Gal’s work involved analyzing the security of autonomous AI agents and was part of the larger AgentBeats evaluation platform and the ASSERT-I security test. ASSERT-I (Agent System Security Evaluation using Realistic Threat Intelligence) is a benchmark for testing the security of AI agents in realistic scenarios. Its main purpose is to standardize the format of communication among agents, their environment, and other agents, and to create a dynamic security test that exposes the agent to a range of relevant attacks tailored to its functionality. The platform is designed for all types of agents, with a primary focus on programming agents, desktop-environment agents, web-interaction agents, and agents that interact with operating systems. Gal continues his research work even after returning from his visit.

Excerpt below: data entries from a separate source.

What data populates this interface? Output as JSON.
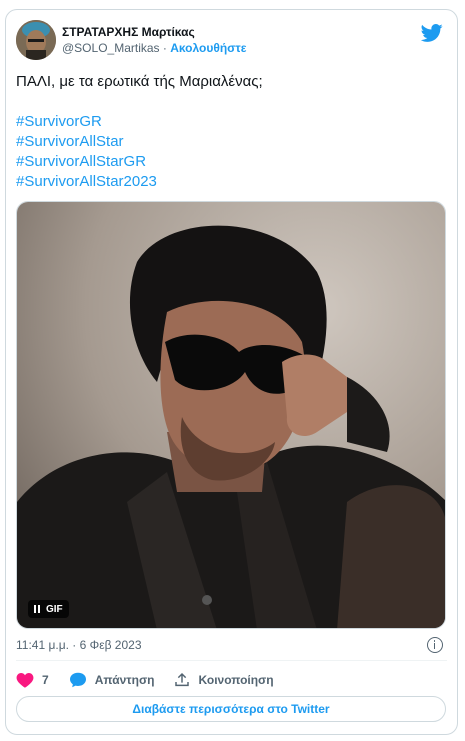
{
  "author": {
    "display_name": "ΣΤΡΑΤΑΡΧΗΣ Μαρτίκας",
    "handle": "@SOLO_Martikas",
    "separator": " · ",
    "follow_label": "Ακολουθήστε"
  },
  "tweet": {
    "text": "ΠΑΛΙ, με τα ερωτικά τής Μαριαλένας;",
    "hashtags": [
      "#SurvivorGR",
      "#SurvivorAllStar",
      "#SurvivorAllStarGR",
      "#SurvivorAllStar2023"
    ]
  },
  "media": {
    "badge_label": "GIF",
    "description_icon": "pause-icon"
  },
  "meta": {
    "timestamp": "11:41 μ.μ. · 6 Φεβ 2023"
  },
  "actions": {
    "like_count": "7",
    "reply_label": "Απάντηση",
    "share_label": "Κοινοποίηση"
  },
  "read_more_label": "Διαβάστε περισσότερα στο Twitter",
  "colors": {
    "accent": "#1d9bf0",
    "like": "#f91880",
    "text": "#0f1419",
    "muted": "#536471"
  }
}
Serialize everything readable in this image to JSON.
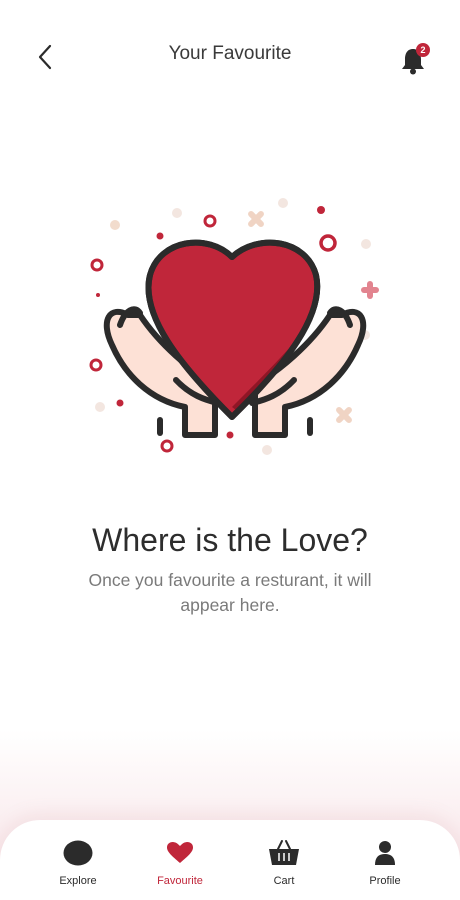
{
  "header": {
    "title": "Your Favourite",
    "notification_count": "2"
  },
  "empty_state": {
    "title": "Where is the Love?",
    "subtitle": "Once you favourite a resturant, it will appear here."
  },
  "bottom_nav": {
    "items": [
      {
        "label": "Explore",
        "icon": "explore-icon"
      },
      {
        "label": "Favourite",
        "icon": "heart-icon",
        "active": true
      },
      {
        "label": "Cart",
        "icon": "basket-icon"
      },
      {
        "label": "Profile",
        "icon": "person-icon"
      }
    ]
  },
  "colors": {
    "accent": "#c0263a",
    "heart": "#c0263a",
    "heart_dark": "#8f1626",
    "outline": "#2b2b2b",
    "skin": "#fde1d6"
  }
}
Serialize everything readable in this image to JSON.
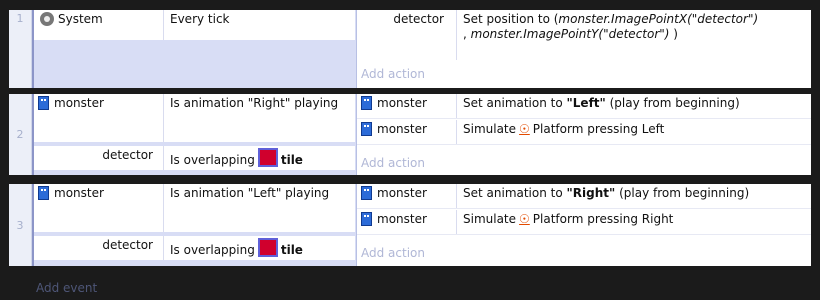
{
  "events": [
    {
      "number": "1",
      "conditions": [
        {
          "object": "System",
          "icon": "gear-icon",
          "text": "Every tick"
        }
      ],
      "actions": [
        {
          "object": "detector",
          "text_prefix": "Set position to (",
          "text_emph": "monster.ImagePointX(\"detector\")",
          "text_mid": ", ",
          "text_emph2": "monster.ImagePointY(\"detector\")",
          "text_suffix": " )"
        }
      ],
      "add_action": "Add action"
    },
    {
      "number": "2",
      "conditions": [
        {
          "object": "monster",
          "icon": "sprite-icon",
          "text": "Is animation \"Right\" playing"
        },
        {
          "object": "detector",
          "text": "Is overlapping",
          "target": "tile"
        }
      ],
      "actions": [
        {
          "object": "monster",
          "icon": "sprite-icon",
          "text_prefix": "Set animation to ",
          "text_bold": "\"Left\"",
          "text_suffix": " (play from beginning)"
        },
        {
          "object": "monster",
          "icon": "sprite-icon",
          "text_prefix": "Simulate",
          "behavior": "Platform",
          "text_suffix": "pressing Left"
        }
      ],
      "add_action": "Add action"
    },
    {
      "number": "3",
      "conditions": [
        {
          "object": "monster",
          "icon": "sprite-icon",
          "text": "Is animation \"Left\" playing"
        },
        {
          "object": "detector",
          "text": "Is overlapping",
          "target": "tile"
        }
      ],
      "actions": [
        {
          "object": "monster",
          "icon": "sprite-icon",
          "text_prefix": "Set animation to ",
          "text_bold": "\"Right\"",
          "text_suffix": " (play from beginning)"
        },
        {
          "object": "monster",
          "icon": "sprite-icon",
          "text_prefix": "Simulate",
          "behavior": "Platform",
          "text_suffix": "pressing Right"
        }
      ],
      "add_action": "Add action"
    }
  ],
  "add_event": "Add event",
  "colors": {
    "background": "#1b1b1b",
    "condition_area": "#d8ddf5",
    "tile_swatch": "#d0002d",
    "muted": "#b0b7d6"
  }
}
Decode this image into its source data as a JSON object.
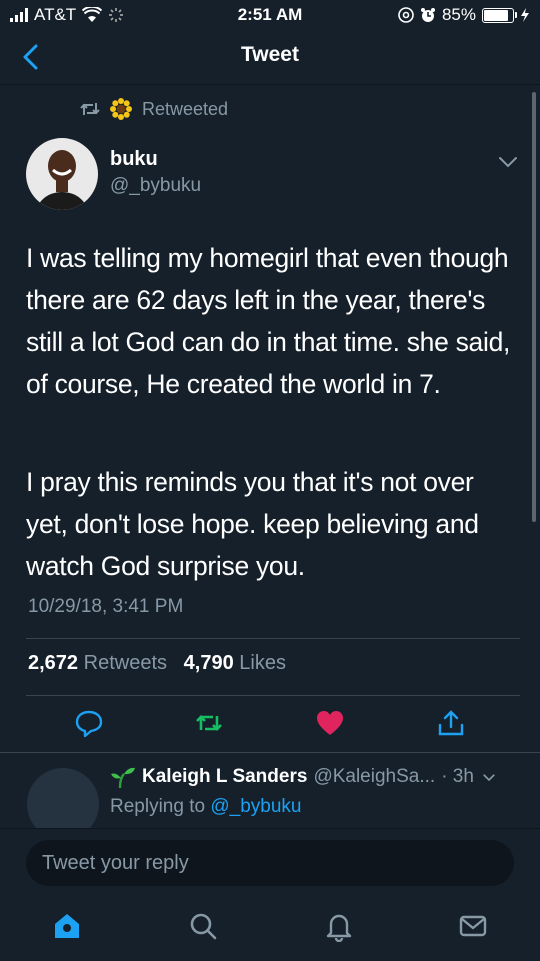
{
  "status_bar": {
    "carrier": "AT&T",
    "time": "2:51 AM",
    "battery": "85%",
    "battery_level": 0.85,
    "icons": [
      "signal-icon",
      "wifi-icon",
      "activity-icon",
      "at-icon",
      "alarm-icon",
      "battery-icon",
      "charging-icon"
    ]
  },
  "nav": {
    "title": "Tweet"
  },
  "retweet": {
    "label": "Retweeted"
  },
  "tweet": {
    "author_name": "buku",
    "author_handle": "@_bybuku",
    "paragraphs": [
      "I was telling my homegirl that even though there are 62 days left in the year, there's still a lot God can do in that time. she said, of course, He created the world in 7.",
      "I pray this reminds you that it's not over yet, don't lose hope. keep believing and watch God surprise you."
    ],
    "timestamp": "10/29/18, 3:41 PM",
    "retweets_count": "2,672",
    "retweets_label": "Retweets",
    "likes_count": "4,790",
    "likes_label": "Likes"
  },
  "reply": {
    "name": "Kaleigh L Sanders",
    "handle": "@KaleighSa...",
    "time": "· 3h",
    "replying_label": "Replying to",
    "replying_handle": "@_bybuku"
  },
  "composer": {
    "placeholder": "Tweet your reply"
  },
  "colors": {
    "background": "#15202b",
    "accent": "#1da1f2",
    "like": "#e0245e",
    "retweet": "#17bf63",
    "muted": "#8899a6"
  }
}
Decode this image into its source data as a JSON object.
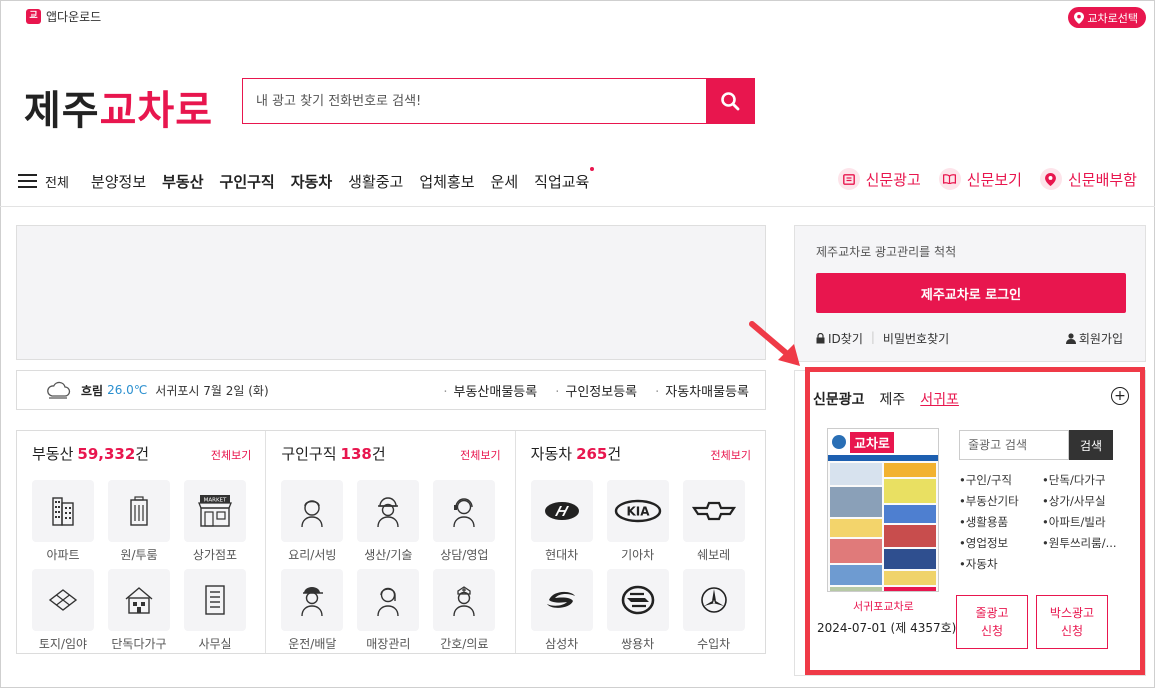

During his stay, Gal gained insight into the functioning of a large laboratory composed of interns, researchers, doctoral students, and postdoctoral researchers. He attended daily meetings with his research team and prepared weekly presentations of his work for other members of the lab. He also participated in internal events aimed at connecting his lab with other research groups from UC Berkeley, Stanford, Caltech, MIT, and the University of Washington, as well as with industry partners such as OpenAI, Google DeepMind, z.ai, and Virtue AI.

Gal had the opportunity to present his work as one of the speakers at the Summit on Decentralization and AI. He also volunteered at the Agentic AI Summit, where he heard from leading experts from organizations such as Nvidia, Google DeepMind, Khosla Ventures, Anthropic, and Perplexity. In addition, he attended the Proofs event at the Simons Institute for the Theory of Computing and several events hosted by the MATHS foundation (ML Alignment & Theory Scholars).

Outside of the lab, Gal spent time running, swimming, and hiking with his colleagues. Throughout his visit, he lived in the home of Tony Hansen, with whom he went on trips around Berkeley and San Francisco. Tony also introduced him to a number of inspiring people who were eager to share their experiences of working in the U.S. tech sector. In the final two weeks of Gal’s visit, Tony generously hosted three of Gal’s friends. In July, Gal joined his supervisor and lab members on a walk across the Golden Gate Bridge, followed by a hike through the Marin Headlands. He also went on several shorter trips to Marin County, Tennessee Valley, Mount Tamalpais State Park, and Stinson Beach. In August, he and his friends spent three days in a national park near Lake Tahoe. At the end of August, Gal, together with other ASEF Fellows, attended a gathering of Slovenians in the U.S., organized by Thomas Brandi, Honorary Consul of the Republic of Slovenia in California.

The research visit provided Gal with an invaluable opportunity for professional and personal growth, broadening his horizons. He is extremely grateful to ASEF for this opportunity and looks forward to continuing his involvement in the ASEF community.